54 # generate all possible thickness combinations and material combinations
55 1 20305240 20305240.0 0.2 all_possible_thickness_sets = set(permutations(combinations_with_replacement(thicknesses, maximum_number_of_layers)))
56 1 245 245.0 0.0 all_possible_layer_material_orders = set(permutations(combinations_with_replacement(materials, maximum_number_of_layers)))
57
58
59 1 13 13.0 0.0 first_set = set() # Create set object (list of unique elements, no repeats)
60 25 235 9.4 0.0 for layer_material_order in all_possible_layer_material_orders:
61 87091224 896927052 10.3 7.6 for layer_thickness_set in all_possible_thickness_sets:
62 87091200 920048586 10.6 7.8 potential_structure = [] # list to hold this structure
63 348364800 4160332176 11.9 35.4 for layer, thickness in zip(layer_material_order[0], layer_thickness_set[0]): # combine the layer thickness with its material
64 261273600 2334038439 8.9 19.9 if thickness != 0: # layers of zero thickness are not added to potential_structure
65 174182400 2003639625 11.5 17.1 potential_structure.append((layer, thickness))

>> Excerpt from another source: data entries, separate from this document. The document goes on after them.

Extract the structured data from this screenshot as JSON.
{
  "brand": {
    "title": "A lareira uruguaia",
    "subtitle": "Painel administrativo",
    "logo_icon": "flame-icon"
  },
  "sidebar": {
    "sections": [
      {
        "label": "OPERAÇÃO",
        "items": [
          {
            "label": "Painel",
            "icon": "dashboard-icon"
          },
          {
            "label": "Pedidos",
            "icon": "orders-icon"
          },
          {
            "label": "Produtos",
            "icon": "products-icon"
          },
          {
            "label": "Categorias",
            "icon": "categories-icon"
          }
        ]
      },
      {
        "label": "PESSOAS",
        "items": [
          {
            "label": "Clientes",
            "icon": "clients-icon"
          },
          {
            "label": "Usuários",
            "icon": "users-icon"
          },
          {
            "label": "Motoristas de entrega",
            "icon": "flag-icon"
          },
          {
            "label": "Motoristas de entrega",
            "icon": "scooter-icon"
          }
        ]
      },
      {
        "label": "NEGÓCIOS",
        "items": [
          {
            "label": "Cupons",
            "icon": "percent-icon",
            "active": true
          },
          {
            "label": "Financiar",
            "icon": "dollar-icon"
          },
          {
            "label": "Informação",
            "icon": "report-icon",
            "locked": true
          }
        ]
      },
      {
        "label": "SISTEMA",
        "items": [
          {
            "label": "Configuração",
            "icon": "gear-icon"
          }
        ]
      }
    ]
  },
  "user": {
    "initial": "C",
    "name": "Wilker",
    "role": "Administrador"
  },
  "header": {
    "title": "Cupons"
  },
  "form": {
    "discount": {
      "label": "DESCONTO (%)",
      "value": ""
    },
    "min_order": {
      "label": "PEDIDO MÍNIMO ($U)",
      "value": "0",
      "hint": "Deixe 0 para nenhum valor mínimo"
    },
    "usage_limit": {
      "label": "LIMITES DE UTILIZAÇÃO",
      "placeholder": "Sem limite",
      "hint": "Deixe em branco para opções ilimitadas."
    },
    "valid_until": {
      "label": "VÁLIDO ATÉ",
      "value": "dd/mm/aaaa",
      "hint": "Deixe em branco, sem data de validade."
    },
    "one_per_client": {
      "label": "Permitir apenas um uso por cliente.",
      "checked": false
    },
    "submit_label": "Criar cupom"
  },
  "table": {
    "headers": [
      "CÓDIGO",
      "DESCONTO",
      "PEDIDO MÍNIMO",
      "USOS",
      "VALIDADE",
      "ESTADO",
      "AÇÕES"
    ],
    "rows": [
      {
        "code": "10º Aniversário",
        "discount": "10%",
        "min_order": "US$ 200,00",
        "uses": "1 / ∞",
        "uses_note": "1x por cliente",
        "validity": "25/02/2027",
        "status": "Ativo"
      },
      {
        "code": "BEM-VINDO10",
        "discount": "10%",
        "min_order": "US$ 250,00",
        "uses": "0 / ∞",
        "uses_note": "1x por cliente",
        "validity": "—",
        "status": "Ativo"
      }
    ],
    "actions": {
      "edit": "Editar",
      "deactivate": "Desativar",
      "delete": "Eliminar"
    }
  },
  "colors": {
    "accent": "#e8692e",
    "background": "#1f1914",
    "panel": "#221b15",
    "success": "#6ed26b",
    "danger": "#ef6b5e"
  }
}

66 87091200 1410517427 16.2 12.0 first_set.add(tuple(potential_structure)) # add this potential_structure to the first_set set
67
68 #print('first_set')
69 #for struct in first_set:
70 # print struct
71
72 ## join adjacent repeated materials
73 1 14 14.0 0.0 second_set = set() # create new set
74 31 274 8.8 0.0 for potential_structure in first_set:
75 30 5737 191.2 0.0 second_set.add(join_adjacent_repeated_materials(potential_structure))
76
77 ## remove structures where a layer is too thick
78 1 10 10.0 0.0 third_set = set()
79 23 171 7.4 0.0 for potential_structure in second_set: # check all the structures in the set
80 22 164 7.5 0.0 conditions_satisfied=True # default
81 66 472 7.2 0.0 for max_condition in maximum_individual_layer_thicknesses: # check this structure using each condition
82 104 743 7.1 0.0 for layer in potential_structure: # examine each layer
83 60 472 7.9 0.0 if layer[0] == max_condition[0]: # match condition with material
84 30 239 8.0 0.0 if layer[1] > max_condition[1]: # test thickness condition
85 conditions_satisfied=False
86 22 149 6.8 0.0 if conditions_satisfied:
87 22 203 9.2 0.0 third_set.add(potential_structure)
88
89 ##remove structures that contain too much of a certain material
90 1 10 10.0 0.0 fourth_set = set()
91 23 178 7.7 0.0 for potential_structure in second_set: # check all the structures in the set
92 22 158 7.2 0.0 conditions_satisfied=True # default
93 66 489 7.4 0.0 for max_condition in maximum_total_material_thicknesses: # check this structure using each condition
94 44 300 6.8 0.0 amount_of_material_in_this_structure = 0 # initialise a counter
95 104 850 8.2 0.0 for layer in potential_structure: # examine each layer
96 60 2961 49.4 0.0 if layer[0] == max_condition[0]: # match condition with material
97 30 271 9.0 0.0 amount_of_material_in_this_structure += layer[1]
98 30 255 8.5 0.0 if amount_of_material_in_this_structure > max_condition[1]: # test thickness condition
99 conditions_satisfied=False
100 22 160 7.3 0.0 if conditions_satisfied:
101 22 259 11.8 0.0 fourth_set.add(potential_structure)
102
103 1 16 16.0 0.0 return fourth_set
正如您所看到的,构建first_set calculate_unique_structure_lengths()是迄今为止最耗时的步骤。